Process, Document & Test
OK folks, I’m hoping some people are feeling smug, having ticked everything off in this article. They are taking backups, they have separated their DNS away from hosts etc.
But do you have a plan, process and documentation?
When issues arise it becomes stressful and things get forgotten, now is the time to sit down and work out the process, how would we recreate and move our site quickly.
Well, find out. Here is my challenge to you, next week pick up a free 1 month free trial of some hosting and run through the entire process. Assume the worst, you cannot touch your live site or any of your host’s controls.
How long does it take to migrate?
I can’t lay down such a challenge without also doing it myself, so here is how my disaster recovery test went which was completed earlier today.
- Grab cup of tea and start the clock – 00:00
- Visit the new host home page, find the product I want, register – 00:005
- Wait for email to arrive to create account – 00:07
- OK, account created, waiting on the server being provisioned – 00:09
- While waiting, checked the TTL on the A Record, found it was super low so left it.
- This server is taking some time – 00:30
- Email arrives with a fraud check, please EMAIL them a picture of the card :( – 00:35
- OK, phone call later and thankfully no emailing pictures of cards and we are up and running – 00:55
- SSH into the box – 01:02
- Add appropriate new user for an ansible run – 01:03
- Run ansible playbook called server-provision.yml (don’t worry if you don’t know what Ansible is or playbooks, I’m just setting up the server from scratch) – 01:04
- Playbook fails, some dependencies are missing a change between Ubuntu 18 and 20 – 01:12
- Re-run playbook – 01:15
- Success, playbook has run, we have a working server – 01:23
- Run deploy playbook – 01:24
- MySQL user for the site has no privileges for the table – 01:27
- Re-run playbook – 01:29
- Success the site is deployed but is missing it’s database – 01.30
- Run command to restore DB on site – 01:31
- Site is up and running on new host – 01:33
- Change the DNS record in DNS Made Easy – 01:34
- Visit site, SSL fallen back to a local certificate :( so showing error – 01:35
- SSL fixed itself, the auto-provisioner has provisioned an SSL certificate – 01:37
So in total it took me 1 hour and 37 minutes, to go from sitting down ready to sign up, to migrating the site to a new host. At no point did I need to touch the old host for anything. The backups worked correctly, and, on the whole, the provisioning scripts did too.

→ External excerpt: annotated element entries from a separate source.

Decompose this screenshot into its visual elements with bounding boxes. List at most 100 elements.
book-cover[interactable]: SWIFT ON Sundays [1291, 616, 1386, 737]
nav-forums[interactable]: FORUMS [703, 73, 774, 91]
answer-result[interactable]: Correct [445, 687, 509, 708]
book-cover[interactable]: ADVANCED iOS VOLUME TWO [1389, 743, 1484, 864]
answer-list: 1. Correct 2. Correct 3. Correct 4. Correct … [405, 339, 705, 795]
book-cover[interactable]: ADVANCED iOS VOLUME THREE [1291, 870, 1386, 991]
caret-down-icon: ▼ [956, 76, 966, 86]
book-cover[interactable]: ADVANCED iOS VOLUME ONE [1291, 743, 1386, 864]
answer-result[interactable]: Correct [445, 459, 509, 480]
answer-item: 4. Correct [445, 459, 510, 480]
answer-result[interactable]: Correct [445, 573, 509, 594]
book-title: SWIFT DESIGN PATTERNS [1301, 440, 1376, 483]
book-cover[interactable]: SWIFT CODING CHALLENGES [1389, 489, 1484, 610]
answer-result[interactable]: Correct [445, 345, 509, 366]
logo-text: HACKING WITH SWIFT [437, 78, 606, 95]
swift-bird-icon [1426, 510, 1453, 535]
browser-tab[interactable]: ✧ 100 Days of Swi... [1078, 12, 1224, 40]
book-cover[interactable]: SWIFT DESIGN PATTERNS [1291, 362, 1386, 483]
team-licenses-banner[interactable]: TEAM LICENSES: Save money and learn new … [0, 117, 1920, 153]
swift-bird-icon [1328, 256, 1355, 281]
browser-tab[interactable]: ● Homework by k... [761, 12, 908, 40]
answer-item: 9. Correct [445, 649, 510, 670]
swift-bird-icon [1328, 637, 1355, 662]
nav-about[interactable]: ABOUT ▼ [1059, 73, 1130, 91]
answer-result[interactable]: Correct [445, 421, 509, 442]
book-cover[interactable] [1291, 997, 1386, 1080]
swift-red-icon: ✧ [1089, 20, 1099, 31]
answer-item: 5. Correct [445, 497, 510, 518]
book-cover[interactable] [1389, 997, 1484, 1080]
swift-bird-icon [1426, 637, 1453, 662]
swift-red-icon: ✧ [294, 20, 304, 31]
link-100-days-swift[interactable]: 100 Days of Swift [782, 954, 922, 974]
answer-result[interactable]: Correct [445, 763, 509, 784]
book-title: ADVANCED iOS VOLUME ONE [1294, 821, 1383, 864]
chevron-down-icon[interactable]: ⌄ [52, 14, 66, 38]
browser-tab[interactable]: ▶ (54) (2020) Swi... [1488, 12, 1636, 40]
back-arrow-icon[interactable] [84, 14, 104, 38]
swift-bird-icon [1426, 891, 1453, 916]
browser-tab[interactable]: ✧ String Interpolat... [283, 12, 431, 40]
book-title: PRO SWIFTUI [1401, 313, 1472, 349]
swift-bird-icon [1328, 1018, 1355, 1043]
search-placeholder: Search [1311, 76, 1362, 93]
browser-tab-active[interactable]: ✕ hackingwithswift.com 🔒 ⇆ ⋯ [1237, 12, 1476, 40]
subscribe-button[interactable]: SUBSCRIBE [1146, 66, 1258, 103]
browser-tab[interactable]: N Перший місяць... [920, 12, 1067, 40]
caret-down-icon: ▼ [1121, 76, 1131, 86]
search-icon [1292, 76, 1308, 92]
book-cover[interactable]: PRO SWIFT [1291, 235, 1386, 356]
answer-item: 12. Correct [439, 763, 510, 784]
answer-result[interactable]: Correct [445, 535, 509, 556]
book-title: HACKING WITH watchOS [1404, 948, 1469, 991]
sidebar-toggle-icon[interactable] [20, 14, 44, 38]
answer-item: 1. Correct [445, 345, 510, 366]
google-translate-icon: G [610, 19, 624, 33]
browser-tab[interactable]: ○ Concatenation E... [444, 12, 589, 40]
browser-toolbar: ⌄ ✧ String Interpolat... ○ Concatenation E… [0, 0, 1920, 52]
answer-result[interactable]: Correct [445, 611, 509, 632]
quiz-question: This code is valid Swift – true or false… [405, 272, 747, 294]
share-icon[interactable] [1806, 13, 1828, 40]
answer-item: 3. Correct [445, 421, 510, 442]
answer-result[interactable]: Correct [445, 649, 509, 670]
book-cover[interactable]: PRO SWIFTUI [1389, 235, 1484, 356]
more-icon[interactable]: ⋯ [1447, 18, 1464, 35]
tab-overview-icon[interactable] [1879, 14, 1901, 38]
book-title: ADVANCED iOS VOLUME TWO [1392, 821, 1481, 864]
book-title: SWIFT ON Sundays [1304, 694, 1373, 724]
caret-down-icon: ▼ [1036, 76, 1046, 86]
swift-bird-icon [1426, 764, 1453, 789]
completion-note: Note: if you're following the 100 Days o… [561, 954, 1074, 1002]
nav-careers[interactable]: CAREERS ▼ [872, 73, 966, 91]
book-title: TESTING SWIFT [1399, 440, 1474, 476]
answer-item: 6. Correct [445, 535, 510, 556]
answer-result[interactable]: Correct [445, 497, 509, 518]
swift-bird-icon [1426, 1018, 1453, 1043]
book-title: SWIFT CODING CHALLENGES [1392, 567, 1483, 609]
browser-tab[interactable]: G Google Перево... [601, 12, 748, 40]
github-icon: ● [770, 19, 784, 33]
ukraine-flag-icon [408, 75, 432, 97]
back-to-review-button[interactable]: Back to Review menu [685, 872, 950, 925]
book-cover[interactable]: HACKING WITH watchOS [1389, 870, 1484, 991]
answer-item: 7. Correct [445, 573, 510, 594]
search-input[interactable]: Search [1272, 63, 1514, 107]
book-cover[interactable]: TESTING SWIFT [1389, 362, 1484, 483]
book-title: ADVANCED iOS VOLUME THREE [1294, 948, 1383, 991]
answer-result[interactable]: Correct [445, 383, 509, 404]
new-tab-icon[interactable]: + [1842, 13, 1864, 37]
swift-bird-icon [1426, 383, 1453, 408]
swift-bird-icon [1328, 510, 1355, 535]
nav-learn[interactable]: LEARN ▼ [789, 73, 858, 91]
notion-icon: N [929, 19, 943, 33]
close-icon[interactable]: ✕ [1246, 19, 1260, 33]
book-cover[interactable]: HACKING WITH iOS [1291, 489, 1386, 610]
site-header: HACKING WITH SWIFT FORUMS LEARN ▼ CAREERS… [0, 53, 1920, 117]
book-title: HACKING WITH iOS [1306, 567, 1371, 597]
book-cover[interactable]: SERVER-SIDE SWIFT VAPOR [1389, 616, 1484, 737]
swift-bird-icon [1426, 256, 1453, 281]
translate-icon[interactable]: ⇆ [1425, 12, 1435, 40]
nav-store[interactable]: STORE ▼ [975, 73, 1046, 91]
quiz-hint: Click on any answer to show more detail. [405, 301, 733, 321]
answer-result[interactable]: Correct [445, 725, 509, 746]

But even though that was a success I needed to tweak some bits. The provisioning of SSL fell back to a local cert, but perhaps a smarter move would be to backup the LE certificate on the old host and use that before re-provisioning.
I genuinely want to know how well you do, I’m expecting many of you to beat my time. I also included signing up to the provider there, but especially if using cloud providers this can be pre-done, for example, I keep accounts both on AWS and Google Cloud so that I can spin up service on both.
So, some takeaways
Ransomware is a growing problem that can strike anywhere, even good hosts and indeed yourselves. The best defence, as the person at the end, is to be portable. Always manage your own backups, and if you don’t do backups, go do them. Separate your concerns by keeping DNS and email separate and finally test your disaster recovery process.
If you do, do a disaster recovery test let me know how it goes!